Issues for Both Child Care and Early Elementary Grades

While some of the early childhood issues that require attention in Texas are specific to either child care or elementary school, as outlined above, there are some issues that cut across both of these settings.

In child care and in early grades, for example, we need to continue to work to reduce suspensions and implement strategies that improve behavior. One strategy that deserves more attention is the use of Early Childhood Mental Health Consultants to help teachers and administrators address challenging behavior.

Considering that half of all Texas children under age eight have at least one parent who speaks a language other than English in the home, another question for policymakers and early childhood advocates is how to improve academic support and outcomes for our growing population of bilingual children.

Early Childhood Policy Issues Beyond Child Care and Early Grades

There are many other services and state policies that support families and help shape the first few years of children’s lives in Texas, such as home visiting, prenatal and postpartum care for moms, developmental screening, Early Childhood Intervention (ECI), and more. Many of these need additional attention from state policymakers. For example, during the last legislative session, the Texas House passed a bill to provide postpartum health coverage to mothers with low incomes for the first 12 months after childbirth, but the Senate did not take up the legislation and it did not become law.

We are currently working with our partners to develop a Prenatal to Three (PN-3) Infant Toddler policy agenda that, if approved by state leaders, would ensure an additional 100,000 low-income infants and toddlers and their caregivers have better access to the critical early childhood services to help them thrive. 

Early Childhood Policy Issues that Also Include Older Kids

Beyond issues that are exclusive to early childhood, like the ones outlined above, there are a few critical issues that are high on the Texas children’s policy agenda for the next two years and play a critical role in shaping the first few years of kids’ lives.

One of those issues is reducing the percentage of Texas kids who lack health insurance. Texas currently has the nation’s worst uninsured rate for children, and the rate got worse over the last two years. Basic health care — including well check visits where providers can identify developmental delays in babies and toddlers and make referrals to ECI — is one of the primary building blocks of a strong early childhood. One step the Legislature can take is reducing the red tape that knocks eligible children out of their Medicaid insurance.

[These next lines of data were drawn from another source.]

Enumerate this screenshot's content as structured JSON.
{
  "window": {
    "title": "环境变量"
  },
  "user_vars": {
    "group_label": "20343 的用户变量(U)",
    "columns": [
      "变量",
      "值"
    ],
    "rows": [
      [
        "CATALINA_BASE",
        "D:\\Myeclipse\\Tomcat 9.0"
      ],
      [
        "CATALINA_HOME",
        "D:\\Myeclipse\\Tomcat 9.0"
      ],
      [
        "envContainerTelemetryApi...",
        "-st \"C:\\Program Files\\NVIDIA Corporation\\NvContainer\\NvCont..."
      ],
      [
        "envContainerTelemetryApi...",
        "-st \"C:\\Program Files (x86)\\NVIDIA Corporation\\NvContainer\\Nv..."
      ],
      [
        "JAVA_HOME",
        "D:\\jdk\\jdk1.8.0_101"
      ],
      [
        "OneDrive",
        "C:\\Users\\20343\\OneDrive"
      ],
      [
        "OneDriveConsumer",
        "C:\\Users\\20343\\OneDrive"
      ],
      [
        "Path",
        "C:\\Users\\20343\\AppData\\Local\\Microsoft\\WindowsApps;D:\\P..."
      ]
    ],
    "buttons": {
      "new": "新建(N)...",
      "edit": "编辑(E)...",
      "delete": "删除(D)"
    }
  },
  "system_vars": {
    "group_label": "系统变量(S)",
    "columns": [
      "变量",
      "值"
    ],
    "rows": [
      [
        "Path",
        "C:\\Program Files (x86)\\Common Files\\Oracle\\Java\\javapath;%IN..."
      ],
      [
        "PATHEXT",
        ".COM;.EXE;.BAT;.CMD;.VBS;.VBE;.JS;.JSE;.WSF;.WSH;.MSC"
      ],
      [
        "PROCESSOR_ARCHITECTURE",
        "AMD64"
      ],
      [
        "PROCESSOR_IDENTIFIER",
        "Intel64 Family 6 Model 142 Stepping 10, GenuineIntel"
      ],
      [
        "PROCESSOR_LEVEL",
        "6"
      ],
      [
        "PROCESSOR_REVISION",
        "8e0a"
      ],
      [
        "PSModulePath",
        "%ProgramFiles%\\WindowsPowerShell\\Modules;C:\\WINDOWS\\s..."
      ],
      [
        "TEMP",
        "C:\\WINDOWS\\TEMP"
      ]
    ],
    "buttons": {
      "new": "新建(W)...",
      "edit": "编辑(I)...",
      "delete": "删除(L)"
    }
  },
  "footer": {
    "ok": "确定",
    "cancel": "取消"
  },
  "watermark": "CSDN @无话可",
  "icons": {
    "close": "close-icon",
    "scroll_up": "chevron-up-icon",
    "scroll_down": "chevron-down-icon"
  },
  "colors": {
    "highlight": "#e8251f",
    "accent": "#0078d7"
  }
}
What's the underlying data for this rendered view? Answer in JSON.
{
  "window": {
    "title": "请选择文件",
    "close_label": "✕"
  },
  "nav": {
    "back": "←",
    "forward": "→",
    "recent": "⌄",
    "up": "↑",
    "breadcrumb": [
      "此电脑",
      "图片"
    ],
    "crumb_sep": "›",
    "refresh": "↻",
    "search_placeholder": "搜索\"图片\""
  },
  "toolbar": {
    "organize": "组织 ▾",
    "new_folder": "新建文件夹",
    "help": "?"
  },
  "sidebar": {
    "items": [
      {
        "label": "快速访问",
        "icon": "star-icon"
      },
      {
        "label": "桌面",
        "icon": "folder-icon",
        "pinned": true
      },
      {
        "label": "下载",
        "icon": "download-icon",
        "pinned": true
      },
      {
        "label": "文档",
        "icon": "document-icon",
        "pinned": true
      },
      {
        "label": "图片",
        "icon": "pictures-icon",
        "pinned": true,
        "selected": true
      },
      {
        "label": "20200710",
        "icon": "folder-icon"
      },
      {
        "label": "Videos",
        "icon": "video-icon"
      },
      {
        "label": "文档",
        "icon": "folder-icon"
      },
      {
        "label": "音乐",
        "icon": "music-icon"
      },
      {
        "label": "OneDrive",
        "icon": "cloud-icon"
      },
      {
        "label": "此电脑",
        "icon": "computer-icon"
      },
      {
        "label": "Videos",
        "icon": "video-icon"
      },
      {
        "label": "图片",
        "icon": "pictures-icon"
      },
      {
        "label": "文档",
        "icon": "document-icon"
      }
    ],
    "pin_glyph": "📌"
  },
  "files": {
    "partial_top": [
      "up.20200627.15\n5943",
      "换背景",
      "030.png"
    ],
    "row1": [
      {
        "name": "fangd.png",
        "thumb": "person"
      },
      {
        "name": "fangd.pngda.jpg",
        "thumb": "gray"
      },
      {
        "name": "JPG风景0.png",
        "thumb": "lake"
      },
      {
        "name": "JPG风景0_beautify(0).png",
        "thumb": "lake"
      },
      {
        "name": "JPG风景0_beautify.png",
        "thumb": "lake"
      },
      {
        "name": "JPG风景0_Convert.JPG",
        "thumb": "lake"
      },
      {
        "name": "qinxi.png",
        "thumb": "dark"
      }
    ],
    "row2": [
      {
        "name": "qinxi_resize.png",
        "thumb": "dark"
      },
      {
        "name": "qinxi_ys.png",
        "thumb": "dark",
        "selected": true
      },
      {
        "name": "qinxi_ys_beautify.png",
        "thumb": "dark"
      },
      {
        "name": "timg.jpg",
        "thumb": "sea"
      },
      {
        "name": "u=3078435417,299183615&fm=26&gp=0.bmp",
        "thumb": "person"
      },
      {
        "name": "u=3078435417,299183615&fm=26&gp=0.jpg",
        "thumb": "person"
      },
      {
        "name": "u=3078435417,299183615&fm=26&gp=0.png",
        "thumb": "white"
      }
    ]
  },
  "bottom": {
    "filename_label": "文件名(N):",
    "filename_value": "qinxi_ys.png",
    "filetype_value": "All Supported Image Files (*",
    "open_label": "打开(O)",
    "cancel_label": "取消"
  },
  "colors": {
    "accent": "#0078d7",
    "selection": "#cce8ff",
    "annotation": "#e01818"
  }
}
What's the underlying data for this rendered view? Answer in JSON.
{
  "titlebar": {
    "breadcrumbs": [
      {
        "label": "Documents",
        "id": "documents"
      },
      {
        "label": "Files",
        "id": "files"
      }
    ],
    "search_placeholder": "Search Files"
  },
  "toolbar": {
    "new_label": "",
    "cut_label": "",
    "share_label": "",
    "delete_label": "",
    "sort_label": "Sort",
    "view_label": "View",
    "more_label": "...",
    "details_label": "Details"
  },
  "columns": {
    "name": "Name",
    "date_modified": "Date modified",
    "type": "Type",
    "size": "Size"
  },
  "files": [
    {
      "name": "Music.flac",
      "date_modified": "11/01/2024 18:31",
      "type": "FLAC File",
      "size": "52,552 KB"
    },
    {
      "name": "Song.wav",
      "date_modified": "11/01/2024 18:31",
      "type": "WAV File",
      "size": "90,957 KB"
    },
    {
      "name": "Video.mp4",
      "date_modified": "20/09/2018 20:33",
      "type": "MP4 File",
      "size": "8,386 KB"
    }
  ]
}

Another top Texas children’s issue for the next two years is preparing for implementation of the Family First Prevention Services Act, a new law restructuring federal foster care funding to states. This is particularly important to early childhood, considering that children under age six represent the majority of Texas kids who are removed from their families by Child Protective Services (CPS) and placed in foster care. If Texas takes the right step, the state can draw down additional funds to support families — for example, through substance use treatment for parents and pregnant women — and try to keep young children safely out of foster care. Ensuring that parents are healthy and financially stable is critical to the success of young children.


Texans Care for Children is working in conjunction with state leaders, advocates, and local partners to help guide the next steps of early childhood policy. The Texas Early Learning Council, community coalitions like Early Matters, the Prenatal-to-Three policy collaborative, as well as the University of Texas’ Prenatal-to-Three Policy Impact Center at the LBJ school, can help pave the way to a Texas where all children have the opportunity of a strong, healthy start. We look forward to seeing what we can accomplish together to support our youngest Texans and create a bright future for the state of Texas.